A full schedule can be found at: bit.ly/WPUShowcase.
The event returns to an in-person format this year. In 2020, Showcase was canceled entirely; in 2021, it was a smaller, hybrid event with both in-person and virtual panels.
“We are finally able to kind of really come together again,” said Eliza Laskowski, an English professor and chair of the speakers and events committee, which plans Showcase.
Laskowski worries that two years without a full-scale event might lead to less attendance this year. Classes are canceled for the day, and many professors offer extra credit to attend.
“This is a big event for our campus, except we are now looking at a student body that essentially hasn’t really experienced Showcase,” Laskowski said.
This year’s opening kickoff will feature a scene from the musical “Zombie Prom,” presented by the WPU theater department. Four sessions of panels will follow, with lunch on the lawn in between. In the afternoon, students will share their internship experiences, and an Academic Awards ceremony will be held.

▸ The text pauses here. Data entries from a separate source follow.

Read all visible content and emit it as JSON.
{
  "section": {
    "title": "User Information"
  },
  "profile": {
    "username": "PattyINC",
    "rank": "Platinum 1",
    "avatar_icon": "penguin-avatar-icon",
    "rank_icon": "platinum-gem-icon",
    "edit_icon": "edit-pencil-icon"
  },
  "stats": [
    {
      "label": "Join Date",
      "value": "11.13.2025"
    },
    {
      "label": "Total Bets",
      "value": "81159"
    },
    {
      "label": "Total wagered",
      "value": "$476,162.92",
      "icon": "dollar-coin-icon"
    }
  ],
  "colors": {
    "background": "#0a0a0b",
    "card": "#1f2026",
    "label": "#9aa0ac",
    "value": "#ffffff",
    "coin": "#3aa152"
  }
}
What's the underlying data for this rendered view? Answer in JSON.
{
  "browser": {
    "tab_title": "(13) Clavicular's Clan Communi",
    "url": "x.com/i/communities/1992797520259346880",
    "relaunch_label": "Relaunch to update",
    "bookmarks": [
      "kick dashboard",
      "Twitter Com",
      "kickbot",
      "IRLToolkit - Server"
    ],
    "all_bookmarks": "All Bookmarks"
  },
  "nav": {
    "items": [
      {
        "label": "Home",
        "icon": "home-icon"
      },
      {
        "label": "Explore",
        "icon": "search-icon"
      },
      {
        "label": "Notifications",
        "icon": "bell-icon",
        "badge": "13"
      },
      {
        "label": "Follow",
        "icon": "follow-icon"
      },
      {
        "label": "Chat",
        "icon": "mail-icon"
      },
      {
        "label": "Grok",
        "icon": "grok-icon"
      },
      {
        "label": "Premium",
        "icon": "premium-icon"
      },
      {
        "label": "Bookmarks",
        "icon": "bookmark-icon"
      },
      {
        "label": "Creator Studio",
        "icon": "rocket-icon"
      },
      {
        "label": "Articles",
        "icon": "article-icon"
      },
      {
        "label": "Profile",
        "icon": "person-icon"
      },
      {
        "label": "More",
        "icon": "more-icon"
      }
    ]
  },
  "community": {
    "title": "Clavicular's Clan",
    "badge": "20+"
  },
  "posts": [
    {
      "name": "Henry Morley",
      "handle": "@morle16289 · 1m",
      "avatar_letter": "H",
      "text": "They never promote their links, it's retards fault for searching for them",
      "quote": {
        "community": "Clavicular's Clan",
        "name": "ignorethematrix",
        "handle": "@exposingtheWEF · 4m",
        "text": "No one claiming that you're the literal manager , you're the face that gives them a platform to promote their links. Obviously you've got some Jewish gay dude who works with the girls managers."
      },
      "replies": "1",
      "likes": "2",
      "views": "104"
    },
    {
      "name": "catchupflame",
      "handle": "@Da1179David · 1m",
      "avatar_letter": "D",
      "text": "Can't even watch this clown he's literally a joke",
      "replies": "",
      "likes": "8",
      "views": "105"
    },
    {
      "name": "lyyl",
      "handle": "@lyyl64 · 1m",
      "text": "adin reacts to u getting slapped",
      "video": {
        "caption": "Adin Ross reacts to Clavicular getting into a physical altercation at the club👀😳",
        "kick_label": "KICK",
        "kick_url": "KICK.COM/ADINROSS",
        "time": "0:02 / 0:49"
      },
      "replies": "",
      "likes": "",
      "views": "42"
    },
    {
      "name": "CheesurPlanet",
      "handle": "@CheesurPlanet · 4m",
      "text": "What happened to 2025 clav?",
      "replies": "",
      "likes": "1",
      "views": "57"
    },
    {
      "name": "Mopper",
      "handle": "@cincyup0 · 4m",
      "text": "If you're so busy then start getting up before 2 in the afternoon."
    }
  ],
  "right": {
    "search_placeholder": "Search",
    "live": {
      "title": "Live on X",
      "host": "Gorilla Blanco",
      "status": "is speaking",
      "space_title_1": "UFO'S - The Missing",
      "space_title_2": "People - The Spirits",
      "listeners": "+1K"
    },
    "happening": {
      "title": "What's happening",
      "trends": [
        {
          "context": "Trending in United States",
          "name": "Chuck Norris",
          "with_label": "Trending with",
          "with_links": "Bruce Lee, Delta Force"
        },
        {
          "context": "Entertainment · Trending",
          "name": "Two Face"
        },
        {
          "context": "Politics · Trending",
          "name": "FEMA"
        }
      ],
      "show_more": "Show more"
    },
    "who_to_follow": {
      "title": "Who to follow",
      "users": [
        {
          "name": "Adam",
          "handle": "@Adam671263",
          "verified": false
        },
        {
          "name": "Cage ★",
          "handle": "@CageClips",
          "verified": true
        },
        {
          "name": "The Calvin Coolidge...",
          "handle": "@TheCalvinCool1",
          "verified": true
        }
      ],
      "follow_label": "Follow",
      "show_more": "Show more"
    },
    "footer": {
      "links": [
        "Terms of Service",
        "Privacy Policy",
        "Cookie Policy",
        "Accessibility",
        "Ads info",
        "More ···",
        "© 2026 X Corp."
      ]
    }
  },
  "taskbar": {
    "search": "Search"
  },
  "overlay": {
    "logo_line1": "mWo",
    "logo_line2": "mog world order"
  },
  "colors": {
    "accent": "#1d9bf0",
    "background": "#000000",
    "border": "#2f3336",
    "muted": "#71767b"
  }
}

All students are welcome to attend Showcase. Numerous majors are featured, so students can learn more about what kinds of projects they’ll be doing in the future, or what other majors are like.
Roldanny Alvarez, an exercise and sports science major, said students will benefit from attending.
“I really enjoy this event, because it offers a student a chance to learn about other majors,” Alvarez said. “Sometimes you can learn about something that you never knew you would be interested in.”
Students who participate also benefit. Mitch Baddour, a senior majoring in business administration, has presented in the past.
“It helped me overcome presenting in front of a huge audience,” said Baddour. “I appreciated the feedback from viewers and I learned a lot from my experience.”